CHD1 Das Double-Nickase-Plasmid (h) besteht aus einem aufeinander abgestimmten Plasmidpaar, das für die hochspezifische Bearbeitung des CHD1-Lokus in human-Zelllinien entwickelt wurde. Jedes Plasmid exprimiert eine Cas9-D10A-Nickase und eine spezifische sgRNA, die auf entgegengesetzte DNA-Stränge innerhalb von CHD1 abzielt. Wenn sie auf benachbarte Stellen auf entgegengesetzten DNA-Strängen gerichtet sind, erzeugen die beiden Nickasen versetzte Einzelstrang-Schnitte, die zusammen einen versetzten Doppelstrangbruch erzeugen, was eine koordinierte On-Target-Aktivität beider Guides erfordert. Der resultierende DNA-Bruch wird durch endogene zelluläre Reparaturwege behoben, meist durch nicht-homologe Endverknüpfung (NHEJ), was zu Insertionen oder Deletionen führt, die die CHD1-Funktion stören.

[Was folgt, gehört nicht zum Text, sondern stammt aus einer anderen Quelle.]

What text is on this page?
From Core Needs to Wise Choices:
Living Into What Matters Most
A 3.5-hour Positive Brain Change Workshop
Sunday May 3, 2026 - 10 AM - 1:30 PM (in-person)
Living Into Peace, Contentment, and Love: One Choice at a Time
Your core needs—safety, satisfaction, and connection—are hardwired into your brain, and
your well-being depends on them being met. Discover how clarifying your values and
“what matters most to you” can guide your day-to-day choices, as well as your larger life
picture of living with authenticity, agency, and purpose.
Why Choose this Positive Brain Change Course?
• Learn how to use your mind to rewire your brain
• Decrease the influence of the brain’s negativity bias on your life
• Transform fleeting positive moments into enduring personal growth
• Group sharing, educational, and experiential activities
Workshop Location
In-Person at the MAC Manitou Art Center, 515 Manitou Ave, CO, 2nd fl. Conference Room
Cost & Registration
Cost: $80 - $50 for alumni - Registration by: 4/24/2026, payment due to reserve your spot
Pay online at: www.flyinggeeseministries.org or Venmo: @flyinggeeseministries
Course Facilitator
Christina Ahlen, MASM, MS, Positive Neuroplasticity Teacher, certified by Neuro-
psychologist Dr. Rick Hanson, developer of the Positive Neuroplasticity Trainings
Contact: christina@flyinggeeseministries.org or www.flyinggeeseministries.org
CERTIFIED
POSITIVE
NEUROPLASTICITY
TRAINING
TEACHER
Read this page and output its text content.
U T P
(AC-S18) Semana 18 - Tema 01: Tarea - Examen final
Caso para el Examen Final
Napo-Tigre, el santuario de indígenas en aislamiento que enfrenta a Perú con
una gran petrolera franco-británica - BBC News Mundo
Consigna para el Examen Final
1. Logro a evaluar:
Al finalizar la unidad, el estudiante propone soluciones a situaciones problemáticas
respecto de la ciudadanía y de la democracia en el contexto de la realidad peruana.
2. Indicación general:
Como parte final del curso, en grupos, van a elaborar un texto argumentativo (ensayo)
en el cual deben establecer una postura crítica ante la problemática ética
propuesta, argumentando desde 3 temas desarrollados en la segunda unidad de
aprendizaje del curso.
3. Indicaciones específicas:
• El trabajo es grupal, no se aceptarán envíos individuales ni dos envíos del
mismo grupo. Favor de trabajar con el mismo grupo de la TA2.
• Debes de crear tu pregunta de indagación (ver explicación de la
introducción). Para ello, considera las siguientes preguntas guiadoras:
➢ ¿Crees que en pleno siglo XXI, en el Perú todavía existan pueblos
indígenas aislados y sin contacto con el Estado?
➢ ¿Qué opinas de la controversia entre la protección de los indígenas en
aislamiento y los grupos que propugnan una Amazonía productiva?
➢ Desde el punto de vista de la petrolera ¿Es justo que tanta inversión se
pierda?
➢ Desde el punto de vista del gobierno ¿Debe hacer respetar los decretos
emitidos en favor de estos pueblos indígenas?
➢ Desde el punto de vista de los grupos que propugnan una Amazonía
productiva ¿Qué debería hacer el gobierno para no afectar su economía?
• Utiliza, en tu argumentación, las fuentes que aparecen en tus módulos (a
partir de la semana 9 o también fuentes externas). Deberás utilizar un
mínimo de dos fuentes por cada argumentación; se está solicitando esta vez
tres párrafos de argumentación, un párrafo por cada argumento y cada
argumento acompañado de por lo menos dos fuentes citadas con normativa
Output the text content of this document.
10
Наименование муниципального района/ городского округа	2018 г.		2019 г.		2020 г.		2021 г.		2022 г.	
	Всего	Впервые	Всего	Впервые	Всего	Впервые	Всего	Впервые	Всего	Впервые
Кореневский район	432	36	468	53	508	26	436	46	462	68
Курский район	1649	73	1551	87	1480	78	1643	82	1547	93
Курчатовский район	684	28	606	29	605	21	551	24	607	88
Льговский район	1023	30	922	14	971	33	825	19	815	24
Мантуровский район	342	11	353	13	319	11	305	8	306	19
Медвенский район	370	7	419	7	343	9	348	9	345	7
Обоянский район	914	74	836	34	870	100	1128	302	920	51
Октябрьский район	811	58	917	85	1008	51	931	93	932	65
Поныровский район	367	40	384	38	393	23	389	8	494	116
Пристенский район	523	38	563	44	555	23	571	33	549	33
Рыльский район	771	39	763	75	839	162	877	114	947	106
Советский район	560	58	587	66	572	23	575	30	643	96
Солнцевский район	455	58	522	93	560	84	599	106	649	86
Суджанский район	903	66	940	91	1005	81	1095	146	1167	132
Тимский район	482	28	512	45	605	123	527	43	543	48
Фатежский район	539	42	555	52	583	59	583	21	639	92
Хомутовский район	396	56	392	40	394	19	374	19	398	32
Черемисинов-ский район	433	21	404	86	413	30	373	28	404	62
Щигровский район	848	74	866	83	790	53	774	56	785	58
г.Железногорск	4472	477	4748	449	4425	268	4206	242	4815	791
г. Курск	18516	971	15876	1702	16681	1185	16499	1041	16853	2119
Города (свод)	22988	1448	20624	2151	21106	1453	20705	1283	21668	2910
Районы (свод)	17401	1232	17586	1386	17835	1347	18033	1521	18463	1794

Durch die Notwendigkeit einer doppelten sgRNA-Bindung am Zielort erhöht der Doppel-Nick-Ansatz die Spezifität der Bearbeitung und bietet eine komplementäre CRISPR-Strategie für Anwendungen, bei denen eine zusätzliche Kontrolle über die Zielgenauigkeit gewünscht ist.
Um eine effiziente Identifizierung editierter Zellen zu unterstützen, kodiert ein Plasmid GFP zur fluoreszierenden Visualisierung transfizierter Populationen, während das Begleitplasmid ein Puromycin-Resistenzgen für die Antibiotika-Selektion trägt. Zusammen unterstützen diese Merkmale eine effiziente Anreicherung co-transfizierter Populationen und vereinfachen die Validierung von Klonen mit CHD1-Störung.
Nur für Forschungszwecke. Nicht für diagnostische oder therapeutische Zwecke bestimmt.